The pandemic has exacerbated the existing business struggles of malls, leading to a downturn in foot traffic and an increase in e-commerce, resulting in an acceleration in closures. A 2020 report from Coresight Research anticipates that 25 percent of existing malls will close in the next three to five years. As this happens, mall owners are considering drastic measures for salvaging their real estate. The Wall Street Journal reported last year that Simon Property Group, the largest mall owner in the U.S., was in talks with Amazon to lease former department store properties for distribution hubs. This was a measure Simon had resisted taking earlier, as malls count on the department store spaces as traffic drivers for the remaining stores; if a department store closes, replacing it with another retailer or a gym or entertainment complex is a better option. But the availability of large, low-cost, flexible retail space offered some interesting opportunities for experimentation, including by moving in elder-care facilities and churches.

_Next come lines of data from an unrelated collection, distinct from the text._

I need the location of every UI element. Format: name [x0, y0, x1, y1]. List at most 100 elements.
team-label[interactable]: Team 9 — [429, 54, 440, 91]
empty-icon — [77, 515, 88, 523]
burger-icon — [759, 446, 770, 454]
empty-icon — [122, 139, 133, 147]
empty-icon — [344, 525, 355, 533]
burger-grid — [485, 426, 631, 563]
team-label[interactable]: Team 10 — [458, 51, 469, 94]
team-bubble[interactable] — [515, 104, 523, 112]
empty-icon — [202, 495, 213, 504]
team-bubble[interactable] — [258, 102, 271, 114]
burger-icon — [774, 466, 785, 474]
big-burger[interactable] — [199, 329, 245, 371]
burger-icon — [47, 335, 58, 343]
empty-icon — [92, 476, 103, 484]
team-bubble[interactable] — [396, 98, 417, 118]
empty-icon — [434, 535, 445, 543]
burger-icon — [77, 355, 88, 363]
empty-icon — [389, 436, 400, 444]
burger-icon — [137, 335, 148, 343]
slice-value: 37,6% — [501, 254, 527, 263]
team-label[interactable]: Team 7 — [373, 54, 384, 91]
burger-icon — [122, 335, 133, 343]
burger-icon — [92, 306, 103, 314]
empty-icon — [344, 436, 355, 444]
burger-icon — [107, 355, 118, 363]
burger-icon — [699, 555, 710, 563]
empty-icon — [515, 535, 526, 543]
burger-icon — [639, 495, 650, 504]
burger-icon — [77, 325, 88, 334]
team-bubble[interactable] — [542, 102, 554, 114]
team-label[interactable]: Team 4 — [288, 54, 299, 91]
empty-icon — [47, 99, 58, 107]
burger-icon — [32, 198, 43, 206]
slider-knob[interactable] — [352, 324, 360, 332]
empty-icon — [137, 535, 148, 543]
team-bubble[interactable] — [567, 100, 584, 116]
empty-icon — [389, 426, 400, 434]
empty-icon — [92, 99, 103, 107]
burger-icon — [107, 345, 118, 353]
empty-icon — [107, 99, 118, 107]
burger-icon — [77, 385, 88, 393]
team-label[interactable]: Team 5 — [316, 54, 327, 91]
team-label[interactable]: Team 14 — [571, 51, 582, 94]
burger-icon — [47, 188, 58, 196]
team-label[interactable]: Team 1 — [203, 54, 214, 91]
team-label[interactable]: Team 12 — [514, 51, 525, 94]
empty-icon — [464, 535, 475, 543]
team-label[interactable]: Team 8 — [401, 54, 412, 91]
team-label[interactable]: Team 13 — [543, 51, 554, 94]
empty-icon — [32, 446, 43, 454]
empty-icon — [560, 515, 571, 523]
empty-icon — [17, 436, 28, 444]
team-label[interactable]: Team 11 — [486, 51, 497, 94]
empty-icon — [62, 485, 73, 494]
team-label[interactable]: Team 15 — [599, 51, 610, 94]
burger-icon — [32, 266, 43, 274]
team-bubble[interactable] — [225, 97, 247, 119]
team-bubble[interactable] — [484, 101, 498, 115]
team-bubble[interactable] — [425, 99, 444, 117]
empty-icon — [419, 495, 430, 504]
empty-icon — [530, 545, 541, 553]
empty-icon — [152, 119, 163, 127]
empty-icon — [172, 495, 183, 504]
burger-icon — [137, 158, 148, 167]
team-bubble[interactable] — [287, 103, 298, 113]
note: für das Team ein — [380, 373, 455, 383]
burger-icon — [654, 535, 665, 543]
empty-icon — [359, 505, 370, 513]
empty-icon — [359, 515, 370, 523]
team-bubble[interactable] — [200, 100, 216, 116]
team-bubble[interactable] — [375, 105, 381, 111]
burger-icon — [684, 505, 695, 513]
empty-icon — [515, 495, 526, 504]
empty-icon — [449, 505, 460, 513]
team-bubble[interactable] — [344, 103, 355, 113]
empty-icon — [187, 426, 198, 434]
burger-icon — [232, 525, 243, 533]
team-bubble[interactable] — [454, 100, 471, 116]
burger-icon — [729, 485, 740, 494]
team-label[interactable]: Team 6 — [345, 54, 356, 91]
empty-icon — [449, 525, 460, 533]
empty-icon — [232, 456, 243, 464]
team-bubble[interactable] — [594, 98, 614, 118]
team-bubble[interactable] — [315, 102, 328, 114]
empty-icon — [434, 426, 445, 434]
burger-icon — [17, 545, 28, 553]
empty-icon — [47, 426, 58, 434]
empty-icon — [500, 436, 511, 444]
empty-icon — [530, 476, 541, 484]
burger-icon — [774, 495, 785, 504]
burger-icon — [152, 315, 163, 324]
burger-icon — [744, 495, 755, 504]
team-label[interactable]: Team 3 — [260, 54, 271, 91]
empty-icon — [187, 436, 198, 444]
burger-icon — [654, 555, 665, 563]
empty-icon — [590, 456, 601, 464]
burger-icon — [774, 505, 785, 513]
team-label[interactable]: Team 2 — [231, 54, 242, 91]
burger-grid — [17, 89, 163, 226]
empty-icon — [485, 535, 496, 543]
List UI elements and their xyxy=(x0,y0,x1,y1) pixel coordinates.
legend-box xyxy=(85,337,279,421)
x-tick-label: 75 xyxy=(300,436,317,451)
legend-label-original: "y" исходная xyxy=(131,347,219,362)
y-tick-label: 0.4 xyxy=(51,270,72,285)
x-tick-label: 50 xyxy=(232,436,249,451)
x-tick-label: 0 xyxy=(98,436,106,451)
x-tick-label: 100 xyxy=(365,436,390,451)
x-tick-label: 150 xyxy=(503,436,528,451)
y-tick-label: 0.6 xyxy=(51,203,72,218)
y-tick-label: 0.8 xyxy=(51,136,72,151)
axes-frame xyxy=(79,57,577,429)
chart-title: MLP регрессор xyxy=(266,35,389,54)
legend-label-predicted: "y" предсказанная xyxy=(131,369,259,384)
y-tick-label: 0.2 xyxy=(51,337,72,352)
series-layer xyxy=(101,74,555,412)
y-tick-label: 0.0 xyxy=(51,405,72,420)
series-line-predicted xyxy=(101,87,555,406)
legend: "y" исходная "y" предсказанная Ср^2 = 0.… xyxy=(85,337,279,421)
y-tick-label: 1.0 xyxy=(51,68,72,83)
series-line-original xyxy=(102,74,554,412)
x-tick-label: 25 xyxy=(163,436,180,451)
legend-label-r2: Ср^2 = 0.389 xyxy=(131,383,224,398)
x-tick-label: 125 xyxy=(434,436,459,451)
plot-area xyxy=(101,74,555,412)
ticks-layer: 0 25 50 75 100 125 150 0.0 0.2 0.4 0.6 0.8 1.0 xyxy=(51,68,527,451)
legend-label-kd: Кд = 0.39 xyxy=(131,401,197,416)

Or schools. The new Burlington High School, a temporary tenant of the former Macy’s, very much still has the look and feel of a mall. The lighting is oddly stagey and books are lined up on backlit display shelves. Large spaces are awkwardly sliced into classroom-sized slabs, and floor patterns designed to guide foot traffic between clothing departments remain. Between the makeshift nature of the school and the people in masks, it does, as Twitter users were quick to note, have a pretty post-apocalyptic feel. But you have to admire the invention, too.
A few years back, I walked through the remains of my own hometown mall in Lanesborough, Massachusetts, on Christmas Eve. The Target and Regal Cinema remained, but otherwise it was empty, gated storefronts as far as the eye could see. The former Old Navy had been turned into a massive arena for something called Truly Independent Wrestling. It was eerie, but there was also something peaceful about it, as if, in the wake of all that frantic teenage commerce, the space was returning to nature. I don’t know that what’s next for malls will be an improvement, but public-serving reuse isn’t a bad solution for now. Hopefully, when students are still going to school in the mall a couple of months from now, taking Algebra II in the denim department still has some novelty.